Primo set: Cinà non paga dazio per gli sprechi e parte avanti

La partita di Cinà inizia in modo altalenante, variando cose buone ad altrettante meno buone. Come la risposta, profonda e aggressiva, ma poco incisiva nei momenti che contano. Ne approfitta un incerto Diaz Acosta, che nel terzo game riesce a risalire da 15-40 e neutralizzare due palle break. Il palermitano non ha particolari problemi nei propri turni di battuta, con una menzione speciale alla deliziosa smorzata di rovescio con cui inaugura il game successivo. Il pressing dell’azzurro cresce ma, ancora una volta, l’argentino si salva con una buona prima che trova la stecca da parte dell’avversario: 3-2. Federico continua a lasciare le briciole al servizio – saranno appena 2 i punti ceduti in tutto il set – e la meritata svolta arriva nel nono game: si va ai vantaggi, e dopo 16 punti e due palle break sprecate, il rovescio in corridoio del sudamericano regala al siciliano la chance di chiudere. Stavolta nessuna pietà e arriva il 6-4 dopo 50′ di gioco.

Secondo set: il servizio di Cinà cala, Diaz Acosta pareggia i conti

Per Diaz Acosta arriva finalmente un turno al servizio senza andare in apnea, lasciando Cinà a 0 per la prima volta nell’incontro. L’azzurro va sotto 15-30 ed è una notizia, con l’argentino a conquistare in un game di risposta gli stessi punti accumulati nel set precedente. Palli mette a segno tre punti di fila chiedendo ausilio al servizio – primo ace del secondo parziale – e al rovescio. Ma il dominio dell’azzurro sembra scricchiolare e nel quarto game concede una palla break che non difende, sanguinosamente, con un doppio fallo: 3-1 Facundo. Nonostante il calo della qualità del servizio, il classe 2007 prova a rimanere in scia con il sudamericano a servire per allungare la partita nel nono game. Il numero 108 del ranking si fa largo con due autentici jolly per poi chiudere con un dritto vincente: 6-3 e un set pari.
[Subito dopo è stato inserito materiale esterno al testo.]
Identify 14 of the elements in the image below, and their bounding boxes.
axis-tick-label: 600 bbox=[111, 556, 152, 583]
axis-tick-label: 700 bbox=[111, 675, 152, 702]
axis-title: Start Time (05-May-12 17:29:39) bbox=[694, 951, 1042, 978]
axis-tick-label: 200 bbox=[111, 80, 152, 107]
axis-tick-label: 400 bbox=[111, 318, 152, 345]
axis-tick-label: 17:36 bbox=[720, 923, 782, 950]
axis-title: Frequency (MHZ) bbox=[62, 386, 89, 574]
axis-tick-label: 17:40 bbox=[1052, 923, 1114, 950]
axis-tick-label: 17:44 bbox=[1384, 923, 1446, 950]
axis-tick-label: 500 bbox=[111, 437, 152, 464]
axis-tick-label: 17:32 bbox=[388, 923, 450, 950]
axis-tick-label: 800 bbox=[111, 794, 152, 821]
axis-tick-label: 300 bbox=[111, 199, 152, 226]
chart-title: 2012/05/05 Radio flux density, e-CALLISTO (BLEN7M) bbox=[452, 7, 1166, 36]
Terzo set: Diaz Acosta sfrutta il black out di Cinà e avanza

Cinà riannoda il filo del match e parte subito forte, tenendo il servizio e strappando la battuta all’avversario. Sul 15-30, Diaz Acosta dà più di una mano all’azzurro con un doppio fallo che lo manda a doppia palla break. Basta la prima dove il palermitano fa buona guardia e doma un passante dell’argentino con un’ottima volée a rete. Arriva però la la pronta reazione dell’argentino, con Federico che gestisce con troppa frenesia, sul 30-30 insiste troppo con il dritto sino all’errore che porta alla palla dell’immediato controbreak. Non se la lascia scappare l’argentino che rimette il parziale on serve.

Per Cinà è una mazzata psicologica che lo fa sprofondare nel baratro, con il quinto game a forti tinte horror dove è protagonista di un errore grossolano sotto rete nel tentativo di un comodo appoggio, il quinto doppio fallo della sua partita e un gratuito di dritto. E così, Diaz Acosta si trova avanti con il minimo sforzo. È lo spartiacque di tutto il match, con il nativo di Buenos Aires a fare leva su questo break e chiudere in rimonta 4-6 6-3 6-4.